«Что он там вытворяет?» – повторил про себя князь.
Конечно, король Фердинанд поступил нехорошо, пеняя ему за дурные знакомства, но на самом деле основания для этого у него были. Попав в дурную компанию карточных игроков и девиц так называемого легкого поведения, которые были от него без ума, Танкреди дошел до того, что стал симпатизировать заговорщикам и завел связи с подпольным Национальным комитетом, возможно даже и деньги у них брал; впрочем, он брал их где только мог, не исключая и королевской казны.
После четвертого апреля князю пришлось всеми правдами и неправдами выручать племянника – наносить визиты скептику Кастельчикале и приторно любезному Манискалько, чтобы отвести от мальчика удар. Это было не очень приятно, тем не менее Танкреди он не винил: во всем виновато дурацкое время. Где это видано, чтобы мальчик из хорошей семьи не мог сыграть для своего развлечения партию в фараон, чтобы его тут же не обвинили в подозрительных знакомствах! Да, времена не те пошли, плохие времена!
– Плохие времена, ваше сиятельство, – точно подслушав его мысли, произнес падре Пирроне.
Зажатый в угол кареты своим крупным соседом и задавленный его непререкаемой властью, священник страдал телом и душой, но, будучи человеком недюжинного ума, он понимал, сколь эфемерны его собственные страдания по сравнению с событиями мировой истории. Указав на окружавшие Конку-д’Оро горы, еще не погрузившиеся окончательно в темноту, он сказал:
– Смотрите, ваше сиятельство!
На склонах и на вершинах светились десятки огней. Это «отряды» каждую ночь жгли костры, безмолвно угрожая городу – оплоту королевской и монастырской власти. Словно свечи, горящие ночь напролет у ложа безнадежно больного, эти огни напоминали о смерти.
– Вижу, падре, вижу, – ответил князь и подумал, что, возможно, у одного из тех зловещих костров сидит сейчас Танкреди и своими аристократическими руками подкидывает в него сучья, которые, занявшись, эти самые руки и опалят. «И впрямь опекун из меня получился хоть куда, любую блажь своему подопечному разрешаю, какая только ему в голову взбредет».
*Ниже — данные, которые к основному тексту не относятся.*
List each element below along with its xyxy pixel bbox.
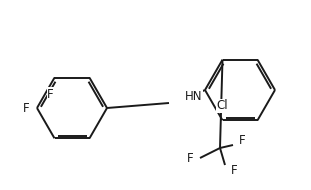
Text: F: F [231,165,238,177]
Text: HN: HN [185,90,202,104]
Text: F: F [239,135,246,147]
Text: F: F [187,151,194,165]
Text: Cl: Cl [217,99,228,112]
Text: F: F [22,101,29,115]
Text: F: F [47,88,54,101]
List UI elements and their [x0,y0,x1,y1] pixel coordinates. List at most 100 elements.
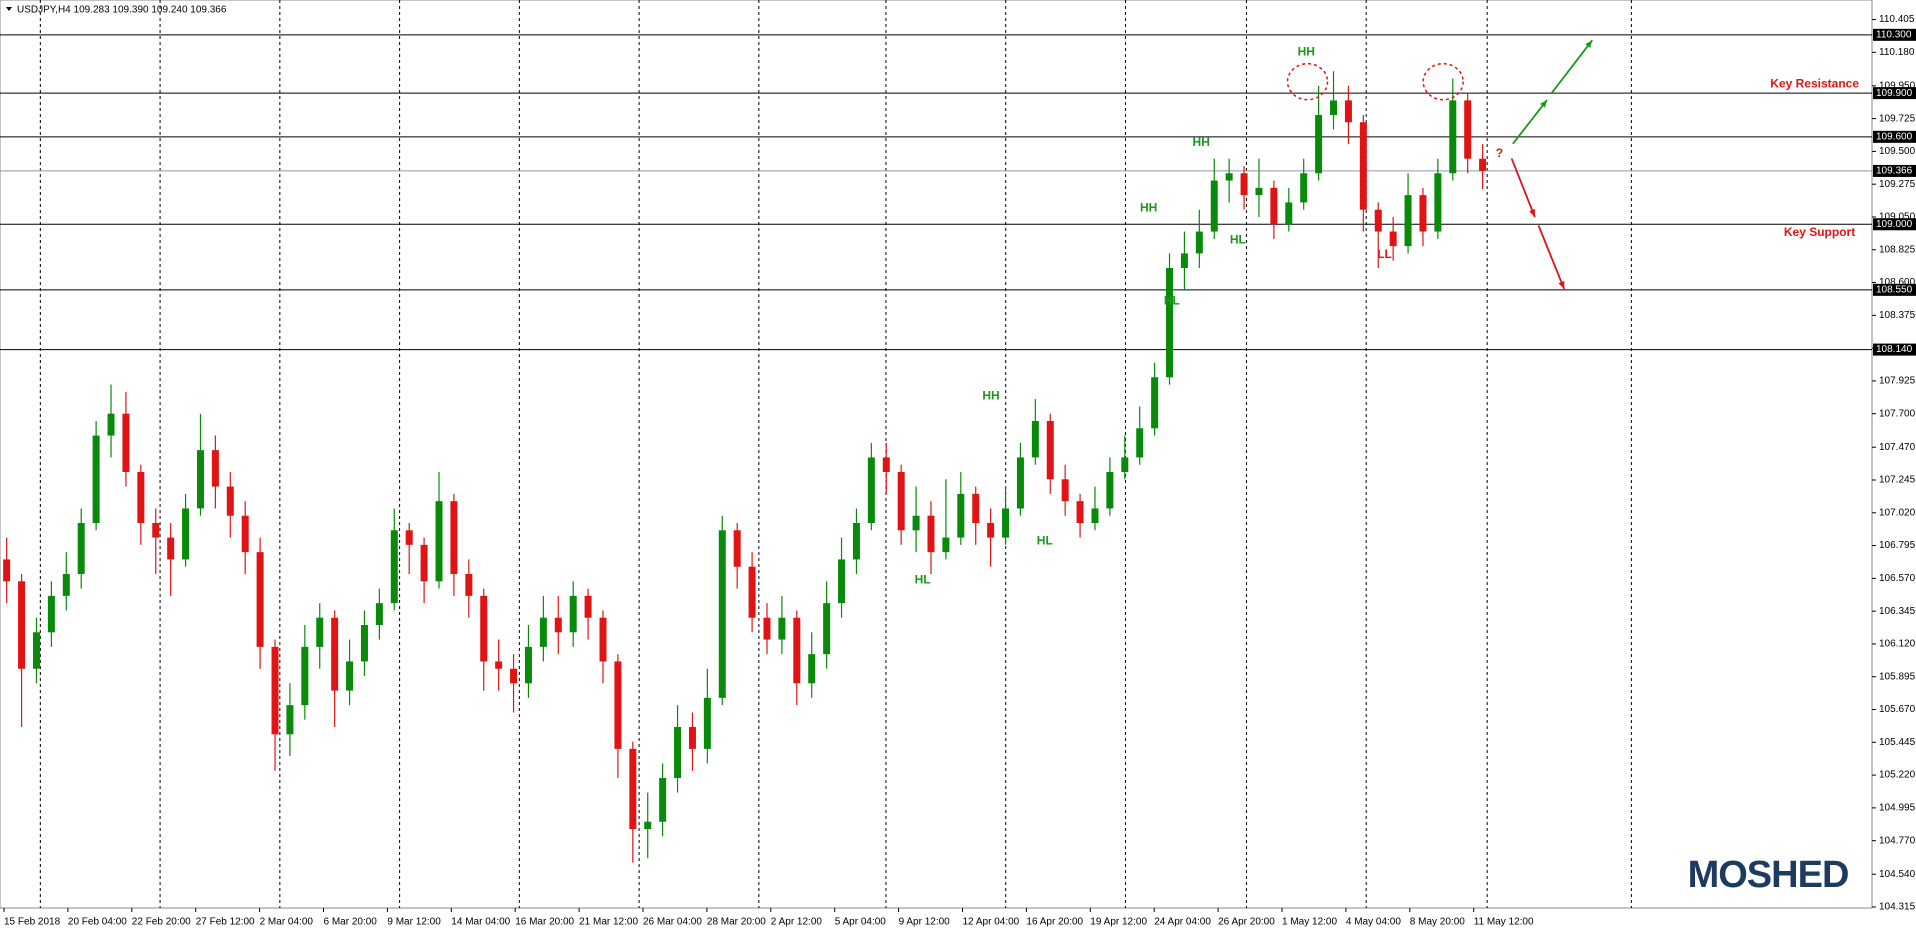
x-tick-label: 21 Mar 12:00 [579,917,638,928]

Дорога тем временем пошла под уклон, и открылся Палермо, уже окутанный густыми сумерками. Над темными низкими домами нависали громады монастырей, иногда по два-три рядом; их здесь было великое множество: мужские и женские, бедные и богатые, аристократические и плебейские; монастыри иезуитов, монастыри бенедиктинцев, монастыри францисканцев, монастыри капуцинов, монастыри кармелитов, монастыри редемптористов, монастыри августинцев… Тощие купола, похожие на женские груди, в которых не осталось ни капли молока, тянулись вверх, но сами монастыри давили на город, навязывали ему свой мрачный характер и облик, накладывали на него тень смерти, которая не отступала даже под слепящими лучами сицилийского солнца. А в ночные часы, как сейчас, они полностью подминали его под себя. Это им, монастырям, угрожали костры в горах, и зажигали их такие же люди, как и те, что в этих монастырях обитали, – фанатичные и замкнутые, алчущие власти, а проще говоря, как это обычно бывает, – праздности.
Так размышлял князь, пока лошади, перейдя на шаг, спускались вниз. Столь несвойственные ему мысли были вызваны тревогой за судьбу Танкреди и неутоленным желанием, заставлявшим его природу восставать против запретов, воплощением которых были монастыри.
Теперь дорога шла через цветущие апельсиновые рощи, и все другие запахи – запах лошадиного пота, запах сидений, запах падре Пирроне и запах князя – растворились в свадебном запахе флердоранжа, как пейзаж растворяется в лунном свете; все поглотил этот аромат коранических гурий и обещанного исламом райского блаженства.
Даже падре Пирроне расчувствовался:
– Как прекрасна была бы эта страна, ваше сиятельство, если бы…
«Если бы в ней не было столько иезуитов», – завершил про себя фразу дон Фабрицио, сладкие мечтания которого прервал голос священника. Но он тут же раскаялся в своей мысленной грубости и хлопнул старого друга по шляпе своей огромной ручищей.
На окраине города, около виллы Айрольди, карету остановил патруль. Послышались крики «Стой!» с апулийским и неаполитанским акцентом, заблестели под фонарем длинные штыки, но унтер-офицер сразу же узнал дона Фабрицио, сидевшего в карете с цилиндром на коленях.
– Проезжайте, ваше сиятельство, – извинившись, сказал он и даже посадил на козлы солдата, чтобы князя не тревожили на других заставах.